Лускус говорит фидеорепортерам:
– Смысл моего высказывания в том, что Виннеган, как и всякий художник, будь он гений или посредственность, создает искусство, которое складывается, во-первых, из секреции, процесса очень секретного, и, во-вторых, из экскреции. Экскреция понимается в первоначальном значении слова: отсеивание через испражнение. Творческая экскреция, или совокупное испражнение. Я предвижу, что мои уважаемые коллеги будут иронизировать по поводу данных аналогий, поэтому я пользуюсь этим моментом, чтобы вызвать их на дискуссию по фидео в тот день и час, которые их устраивают. Героизм состоит в смелости художника, который выставляет свои внутренние процессы на широкую публику. То, что у героизма присутствует горькая сторона, исходит из следующего факта: художника могут отвергнуть или не понять его современники. И не забывайте о той ужасной борьбе, которая ведется в сердце художника против разрозненных или хаотически разбросанных элементов, зачастую противоречивых, которые он должен совокупить и затем создать из них нечто уникально-целостное. Отсюда мое определение «совокупное испражнение».
Репортер фидео:
– Должны ли мы понимать так: все вокруг – большая куча дерьма, но искусство подобно морской стихии, которая перемалывает его на нечто блестящее, искрящееся?

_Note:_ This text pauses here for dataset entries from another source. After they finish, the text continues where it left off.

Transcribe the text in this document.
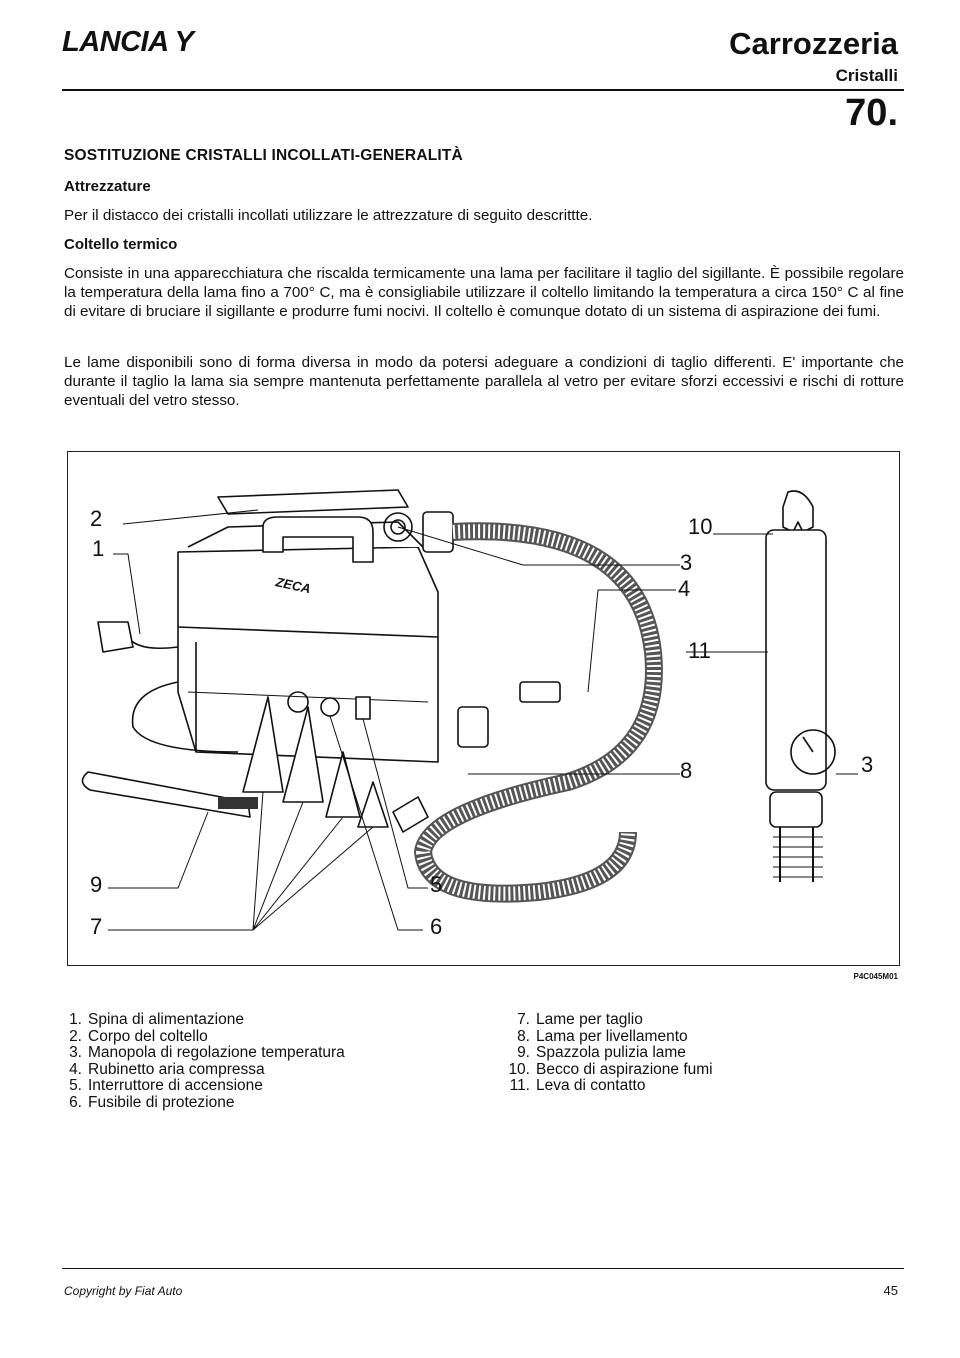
LANCIA Y	Carrozzeria
Cristalli
70.
SOSTITUZIONE CRISTALLI INCOLLATI-GENERALITÀ
Attrezzature
Per il distacco dei cristalli incollati utilizzare le attrezzature di seguito descrittte.
Coltello termico
Consiste in una apparecchiatura che riscalda termicamente una lama per facilitare il taglio del sigillante. È possibile regolare la temperatura della lama fino a 700° C, ma è consigliabile utilizzare il coltello limitando la temperatura a circa 150° C al fine di evitare di bruciare il sigillante e produrre fumi nocivi. Il coltello è comunque dotato di un sistema di aspirazione dei fumi.
Le lame disponibili sono di forma diversa in modo da potersi adeguare a condizioni di taglio differenti. E' importante che durante il taglio la lama sia sempre mantenuta perfettamente parallela al vetro per evitare sforzi eccessivi e rischi di rotture eventuali del vetro stesso.
ZECA
2
1
10
3
4
11
8	3
9
7
5
6
P4C045M01
1. Spina di alimentazione
2. Corpo del coltello
3. Manopola di regolazione temperatura
4. Rubinetto aria compressa
5. Interruttore di accensione
6. Fusibile di protezione
7. Lame per taglio
8. Lama per livellamento
9. Spazzola pulizia lame
10. Becco di aspirazione fumi
11. Leva di contatto
Copyright by Fiat Auto	45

– Не совсем так. Но близко к истине. Я обещаю развить предложенную тему и остановиться на деталях в другой раз. В настоящую минуту я хотел бы продолжить о Виннегане. Факт, что малые таланты показывают нам только поверхность вещей; они – фотографы. А великий мастер отражает внутренний мир предметов и живых существ. Однако Виннеган – первый художник, сумевший отразить более одного внутреннего уровня в единичном произведении искусства. Изобретенная им техника многослойного альторельефа позволяет эпифанизировать – то есть выявлять сокровенное слой за слоем.
Громкий возглас Прималукса Рускинсона:
– Великий Специалист по снятию капустных листьев с кочана!
Лускус – невозмутимо, после того как утихли насмешки:
– В каком-то смысле неплохо подмечено. Великое искусство, как некоторые овощи, лук например, заставляют нас плакать. Однако свечение, исходящее от полотен Виннегана, – это не просто отражение; свет всасывается, переваривается и затем излучается раздробленными частицами. Каждый прямолинейный луч делает видимыми не разные грани одной и той же фигуры в глубине полотна, но выявляет целостные фигуры. Целые миры, я бы сказал. Я называю это Пеллусидарным Прорывом. Пеллусидар – пустая внутренность нашей планеты, как ее изобразил в двадцатом веке ныне забытый автор романтических фантазий Эдгар Райс Барроуз, создатель бессмертного Тарзана.
Рускинсон издает стон, к нему снова подкатывается обморок.
– Пеллусидар! Прозрачный, от латинского «сверкать»! Лускус, вы – негодяй, разрываете древние могильники для своих дурацких каламбуров!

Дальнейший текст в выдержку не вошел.